In his "Reflections of a Russian Statesman" (1896), he promoted autocracy and condemned elections, representation and democracy, the jury system, the press, free education, charities, and social reforms. Of representative government, he wrote, "It is terrible to think of our condition if destiny had sent us the fatal gift—the all-Russian Parliament." He also condemned Social Darwinism as erroneous generalisation of Darwin's Theory of Evolution.
In the early years of the reign of Alexander II, Pobedonostsev maintained, though keeping aloof from the Slavophiles, that Western institutions were radically bad in themselves and totally inapplicable to Russia since they had no roots in Russian history and culture and did not correspond to the spirit of Russian people. At that period, he contributed several papers to Alexander Herzen's radical periodical Voices from Russia.
He denounced democracy as "the insupportable dictatorship of vulgar crowd". Parliamentary methods of administration, trial by jury, freedom of the press, secular education – these were among the principal objects of his aversion. He subjected all of them to a severe analysis in his Reflections of a Russian Statesman. He once stated that Russia should be "frozen in time", showing his undivided commitment to autocracy.
To these dangerous products of rationalism he found a counterpoise in popular vis inertiae, and in the respect of the masses for institutions developed slowly and automatically during the past centuries of national life. In his view, human society evolves naturally, just like a tree grows. Human mind is not capable to perceive the logic of social development. Any attempt to reform society is a violence and a crime. Among the practical deductions drawn from these premises is the necessity of preserving the autocratic power, and of fostering among the people the traditional veneration for the ritual of the national Church.
Spanish journalist Enrique Gomez Carrillo compared Pobedonostsev with the Grand Inquisitors of Spain, and quoted him as saying to the later assassinated Tsar, "You have no right to relinquish your power. You are the arm of the (Orthodox) Church. If you become weaker, if you kneel down, then Our Lord Jesus will be asking you for your cowardy".

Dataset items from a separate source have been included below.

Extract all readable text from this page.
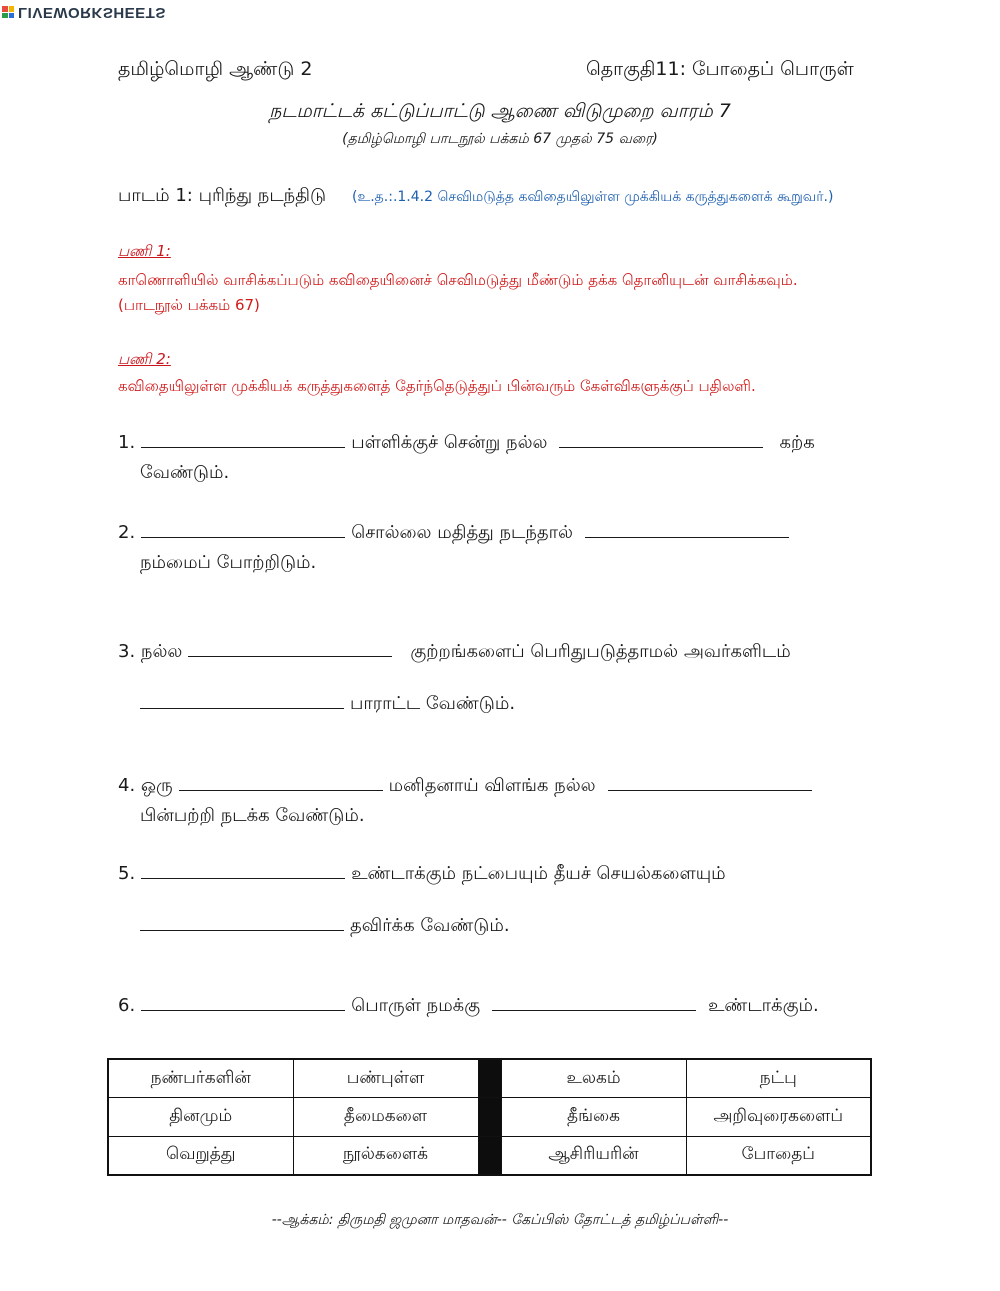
LIVEWORKSHEETS
தமிழ்மொழி ஆண்டு 2	தொகுதி11: போதைப் பொருள்
நடமாட்டக் கட்டுப்பாட்டு ஆணை விடுமுறை வாரம் 7
(தமிழ்மொழி பாடநூல் பக்கம் 67 முதல் 75 வரை)
பாடம் 1: புரிந்து நடந்திடு (உ.த.:.1.4.2 செவிமடுத்த கவிதையிலுள்ள முக்கியக் கருத்துகளைக் கூறுவர்.)
பணி 1:
காணொளியில் வாசிக்கப்படும் கவிதையினைச் செவிமடுத்து மீண்டும் தக்க தொனியுடன் வாசிக்கவும்.
(பாடநூல் பக்கம் 67)
பணி 2:
கவிதையிலுள்ள முக்கியக் கருத்துகளைத் தேர்ந்தெடுத்துப் பின்வரும் கேள்விகளுக்குப் பதிலளி.
1.	பள்ளிக்குச் சென்று நல்ல	கற்க
வேண்டும்.
2.	சொல்லை மதித்து நடந்தால்
நம்மைப் போற்றிடும்.
3. நல்ல	குற்றங்களைப் பெரிதுபடுத்தாமல் அவர்களிடம்
பாராட்ட வேண்டும்.
4. ஒரு	மனிதனாய் விளங்க நல்ல
பின்பற்றி நடக்க வேண்டும்.
5.	உண்டாக்கும் நட்பையும் தீயச் செயல்களையும்
தவிர்க்க வேண்டும்.
6.	பொருள் நமக்கு	உண்டாக்கும்.
நண்பர்களின்	பண்புள்ள		உலகம்	நட்பு
தினமும்	தீமைகளை		தீங்கை	அறிவுரைகளைப்
வெறுத்து	நூல்களைக்		ஆசிரியரின்	போதைப்
--ஆக்கம்: திருமதி ஜமுனா மாதவன்-- கேப்பிஸ் தோட்டத் தமிழ்ப்பள்ளி--
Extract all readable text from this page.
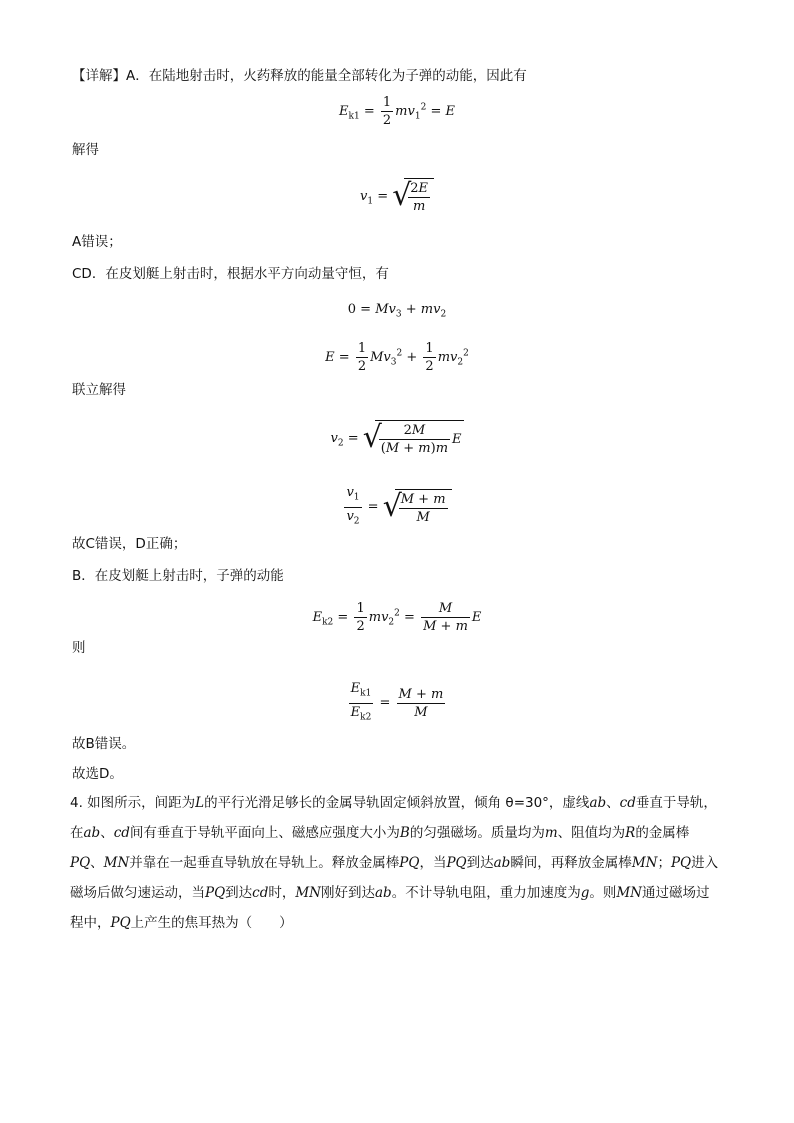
【详解】A．在陆地射击时，火药释放的能量全部转化为子弹的动能，因此有
$E_{k1} = \frac{1}{2} mv_1^2 = E$
解得
$v_1$ = √
$\frac{2E}{m}$
A错误；
CD．在皮划艇上射击时，根据水平方向动量守恒，有
$0 = Mv_3 + mv_2$
$E = \frac{1}{2} Mv_3^2 + \frac{1}{2} mv_2^2$
联立解得
$v_2$ = √
$\frac{2M}{(M + m)m}$ E
$\frac{v_1}{v_2}$ = √
$\frac{M + m}{M}$
故C错误，D正确；
B．在皮划艇上射击时，子弹的动能
$E_{k2} = \frac{1}{2} mv_2^2 = \frac{M}{M + m}$ E
则
$\frac{E_{k1}}{E_{k2}} = \frac{M + m}{M}$
故B错误。
故选D。
4. 如图所示，间距为L的平行光滑足够长的金属导轨固定倾斜放置，倾角 θ=30°，虚线ab、cd垂直于导轨，在ab、cd间有垂直于导轨平面向上、磁感应强度大小为B的匀强磁场。质量均为m、阻值均为R的金属棒PQ、MN并靠在一起垂直导轨放在导轨上。释放金属棒PQ，当PQ到达ab瞬间，再释放金属棒MN；PQ进入磁场后做匀速运动，当PQ到达cd时，MN刚好到达ab。不计导轨电阻，重力加速度为g。则MN通过磁场过程中，PQ上产生的焦耳热为（　　）
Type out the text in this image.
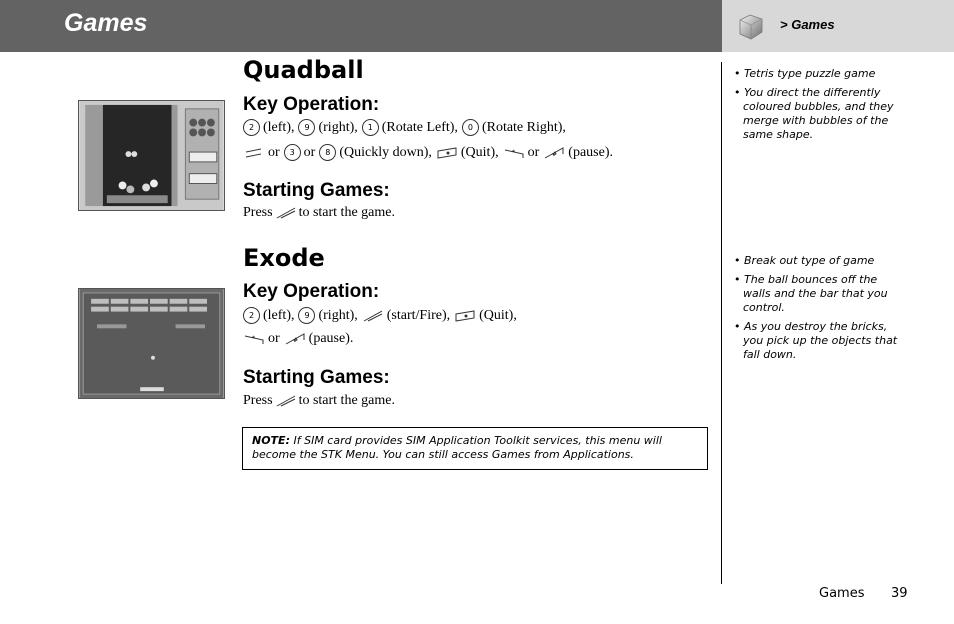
Games	> Games
Quadball
Key Operation:
2 (left),	9 (right),	1 (Rotate Left),	0 (Rotate Right),
or	3 or	8 (Quickly down), (Quit), * or # (pause).
Starting Games:
Press to start the game.
• Tetris type puzzle game
• You direct the differently coloured bubbles, and they merge with bubbles of the same shape.
Exode
Key Operation:
2 (left),	9 (right), (start/Fire), (Quit),
* or # (pause).
Starting Games:
Press to start the game.
• Break out type of game
• The ball bounces off the walls and the bar that you control.
• As you destroy the bricks, you pick up the objects that fall down.
NOTE: If SIM card provides SIM Application Toolkit services, this menu will become the STK Menu. You can still access Games from Applications.
Games 39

In the sphere of practical politics he exercised considerable influence by inspiring and encouraging the Russification policy of Alexander III, which found expression in an administrative nationalist propaganda and led to Tsarist Russia's most elaborately justified and most thoroughly carried-out programs of religious persecution, largely centered upon Russia's Jews. These policies were implemented by "May Laws" that banned Jews from rural areas and shtetls even within Pale of Settlement.
Pobedonostsev was influential in promulgation of all anti-Jewish measures taken during the Alexander III's administration, such as deportations of Jews from large cities, proscriptions of property ownership in rural as well as urban areas, enrollment quotas in public education, and the proscription to vote in local elections.
Saying, that "a third of Jews will be converted, a third will emigrate, and the rest will die of hunger," is often attributed to Pobedonostsev. John Klier notes dubious provenance of this quote.
According to British author Arnold White, interested in Jewish agricultural colonisation in Argentina, who visited Pobedonostsev with credentials from Baron de Hirsch, Pobedonostsev said to him: "The characteristics of the Jewish race are parasitic; for their sustenance they require the presence of another race as "host" although they remain aloof and self-contained. Take them from the living organism, put them on a rock, and they die. They cannot cultivate the soil."
Although Pobedonostsev, especially during the later years of his life, was generally detested, there was at least one man who not only shared his views but also sympathized with him personally. It was the novelist Fyodor Mikhailovich Dostoyevsky. Their correspondence is still read with the utmost interest. "I believe that he is the only man who can save Russia from the revolution", wrote the Russian novelist.